As we previously reported in this blog, President Obama said the word “manufacturing” 16 times during his 2012 address, compared to three times in 2011 and zero times in 2009. In fact, manufacturing was largely ignored in SOTUs during the first decade of the 21st century based on the number of times President said the word during their address:
2001-03 — 0 (zero)
2004 — 2
2005-09 — 0 (zero)
2010 — 2
2011 — 3
2012 — 16
The White House has already announced that the President will feature manufacturing in tonight’s address. According to the Detroit News, White House spokesperson Jay Carney indicated that manufacturing would be a major focus of the speech:
From the Detroit News:
White House press secretary Jay Carney said Monday that Obama’s speech will focus on jobs.
He highlighted the “remarkable turnaround in manufacturing” which has added 500,000 jobs.
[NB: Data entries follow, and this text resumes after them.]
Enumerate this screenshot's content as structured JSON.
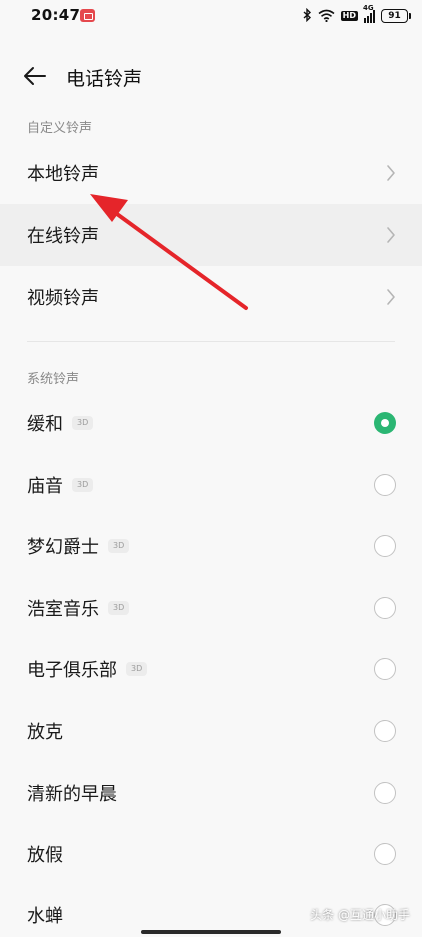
{
  "status_bar": {
    "time": "20:47",
    "bluetooth_icon": "bluetooth-icon",
    "wifi_icon": "wifi-icon",
    "hd_label": "HD",
    "network_label": "4G",
    "battery_level": "91"
  },
  "header": {
    "title": "电话铃声",
    "back_icon": "arrow-left-icon"
  },
  "custom_section": {
    "label": "自定义铃声",
    "items": [
      {
        "label": "本地铃声"
      },
      {
        "label": "在线铃声"
      },
      {
        "label": "视频铃声"
      }
    ]
  },
  "system_section": {
    "label": "系统铃声",
    "items": [
      {
        "label": "缓和",
        "badge": "3D",
        "selected": true
      },
      {
        "label": "庙音",
        "badge": "3D",
        "selected": false
      },
      {
        "label": "梦幻爵士",
        "badge": "3D",
        "selected": false
      },
      {
        "label": "浩室音乐",
        "badge": "3D",
        "selected": false
      },
      {
        "label": "电子俱乐部",
        "badge": "3D",
        "selected": false
      },
      {
        "label": "放克",
        "selected": false
      },
      {
        "label": "清新的早晨",
        "selected": false
      },
      {
        "label": "放假",
        "selected": false
      },
      {
        "label": "水蝉",
        "selected": false
      }
    ]
  },
  "watermark": "头条 @互通小助手",
  "colors": {
    "background": "#f8f8f8",
    "selected_radio": "#2bb673",
    "annotation_arrow": "#e5252a",
    "pressed_row": "#efefef"
  }
}
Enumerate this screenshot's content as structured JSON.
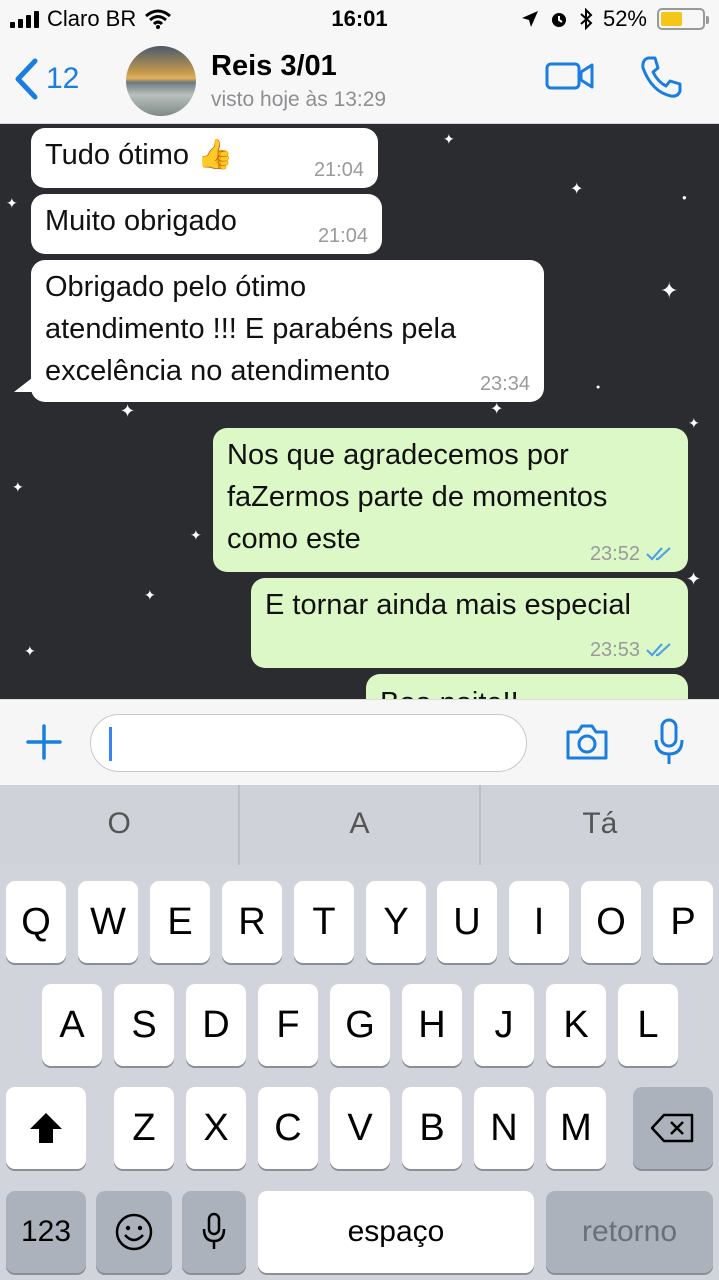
{
  "status_bar": {
    "carrier": "Claro BR",
    "time": "16:01",
    "battery": "52%",
    "battery_level": 0.52
  },
  "header": {
    "back_count": "12",
    "contact_name": "Reis 3/01",
    "contact_status": "visto hoje às 13:29"
  },
  "messages": [
    {
      "direction": "in",
      "text": "Tudo ótimo 👍",
      "time": "21:04"
    },
    {
      "direction": "in",
      "text": "Muito obrigado",
      "time": "21:04"
    },
    {
      "direction": "in",
      "lines": [
        "Obrigado pelo ótimo",
        "atendimento !!! E parabéns pela",
        "excelência no atendimento"
      ],
      "time": "23:34"
    },
    {
      "direction": "out",
      "lines": [
        "Nos que agradecemos por",
        "faZermos parte de momentos",
        "como este"
      ],
      "time": "23:52",
      "status": "read"
    },
    {
      "direction": "out",
      "text": "E tornar ainda mais especial",
      "time": "23:53",
      "status": "read"
    },
    {
      "direction": "out",
      "text": "Boa noite!!",
      "time": ""
    }
  ],
  "input": {
    "value": ""
  },
  "suggestions": [
    "O",
    "A",
    "Tá"
  ],
  "keyboard": {
    "row1": [
      "Q",
      "W",
      "E",
      "R",
      "T",
      "Y",
      "U",
      "I",
      "O",
      "P"
    ],
    "row2": [
      "A",
      "S",
      "D",
      "F",
      "G",
      "H",
      "J",
      "K",
      "L"
    ],
    "row3": [
      "Z",
      "X",
      "C",
      "V",
      "B",
      "N",
      "M"
    ],
    "numbers_key": "123",
    "space_key": "espaço",
    "return_key": "retorno"
  },
  "colors": {
    "accent": "#1a7ee0",
    "incoming_bubble": "#ffffff",
    "outgoing_bubble": "#dcf8c6",
    "chat_background": "#2b2c30",
    "read_ticks": "#4fa3e0"
  }
}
But, he said, the gains “are not irreversible and they are not complete.”
Obama created a White House Advanced Manufacturing Partnership Steering Committee that included Ford president and CEO Alan Mulally, University of Michigan President Mary Sue Coleman, and Dow Chemical chairman and CEO Andrew Liveris, which issued a July 2012 report on manufacturing.
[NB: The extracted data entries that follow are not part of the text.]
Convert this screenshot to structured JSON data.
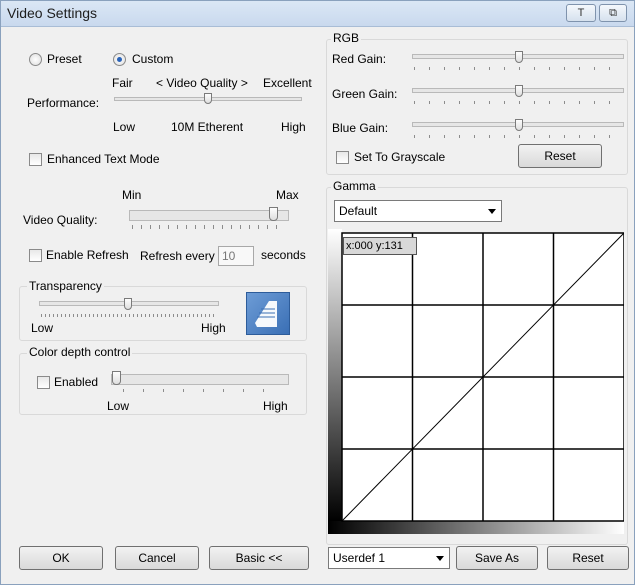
{
  "window": {
    "title": "Video Settings",
    "pin_label": "T",
    "restore_label": "⧉"
  },
  "mode": {
    "preset_label": "Preset",
    "custom_label": "Custom",
    "selected": "Custom"
  },
  "performance": {
    "label": "Performance:",
    "top_left": "Fair",
    "top_center": "< Video Quality >",
    "top_right": "Excellent",
    "bottom_left": "Low",
    "bottom_center": "10M Etherent",
    "bottom_right": "High",
    "level": 0.5
  },
  "enhanced_text": {
    "label": "Enhanced Text Mode",
    "checked": false
  },
  "video_quality": {
    "label": "Video Quality:",
    "min_label": "Min",
    "max_label": "Max",
    "level": 0.9
  },
  "refresh": {
    "label": "Enable Refresh",
    "checked": false,
    "every_label": "Refresh every",
    "value": "10",
    "unit": "seconds"
  },
  "transparency": {
    "legend": "Transparency",
    "low": "Low",
    "high": "High",
    "level": 0.5
  },
  "color_depth": {
    "legend": "Color depth control",
    "enabled_label": "Enabled",
    "checked": false,
    "low": "Low",
    "high": "High",
    "level": 0.0
  },
  "rgb": {
    "legend": "RGB",
    "red_label": "Red Gain:",
    "red_level": 0.5,
    "green_label": "Green Gain:",
    "green_level": 0.5,
    "blue_label": "Blue Gain:",
    "blue_level": 0.5,
    "grayscale_label": "Set To Grayscale",
    "grayscale_checked": false,
    "reset_label": "Reset"
  },
  "gamma": {
    "legend": "Gamma",
    "preset_value": "Default",
    "coord_readout": "x:000 y:131",
    "curve_select": "Userdef 1",
    "save_as_label": "Save As",
    "reset_label": "Reset"
  },
  "footer": {
    "ok_label": "OK",
    "cancel_label": "Cancel",
    "basic_label": "Basic <<"
  },
  "icons": {
    "transparency_icon": "window-transparency-icon"
  }
}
“The nation’s historic leadership in advanced manufacturing is at risk. The threat to our advanced manufacturing sector places our economy as a whole at risk, jeopardizes our international trade, and, above all, undermines the innovation that our nation needs to thrive in the future,” the report said.
“However, with a sustained focus, alignment of interests, and coordinated action by industry, academia, and government, the nation can retain its leading position in advanced manufacturing. … To reinvigorate the U.S. economy and pursue long-term economic prosperity, America must reject the notion that the nation should let go of its manufacturing sector in favor of services. No other sector creates more high paying jobs that sustain a vast swath of American households.”
From the late 1960s through the late 1990s, factory jobs held steady at between 17 million to 18 million.
Then, over the 10-year-period beginning in 2000, the United States lost 6 million factory jobs, or about one-third of all jobs. Manufacturing as a percentage of all U.S. jobs fell to less than 9 percent from more than 20 percent in 1999. That’s the lowest share of U.S. jobs since World War II.
Manufacturing remains a big driver of the U.S. economy. In 2009, manufacturers spent $195 billion on research and development, accounting for 70 percent of all domestic R&D performed in the United States.
To emphasize the importance of training workers for manufacturing skills, A machinist from Kentucky, Brad Henning, will be sitting with Mrs. Obama in the gallery during the speech. A nice profile of Mr. Henning can be found here.
Obama: “Here’s a proposal: Help manufacturers eliminate energy waste in their factories and give businesses incentives to upgrade their buildings. Their energy bills will be $100 billion lower over the next decade, and America will have less pollution, more manufacturing, more jobs for construction workers who need them. Send me a bill that creates these jobs.”
The Post reports that the proposal went nowhere in Congress.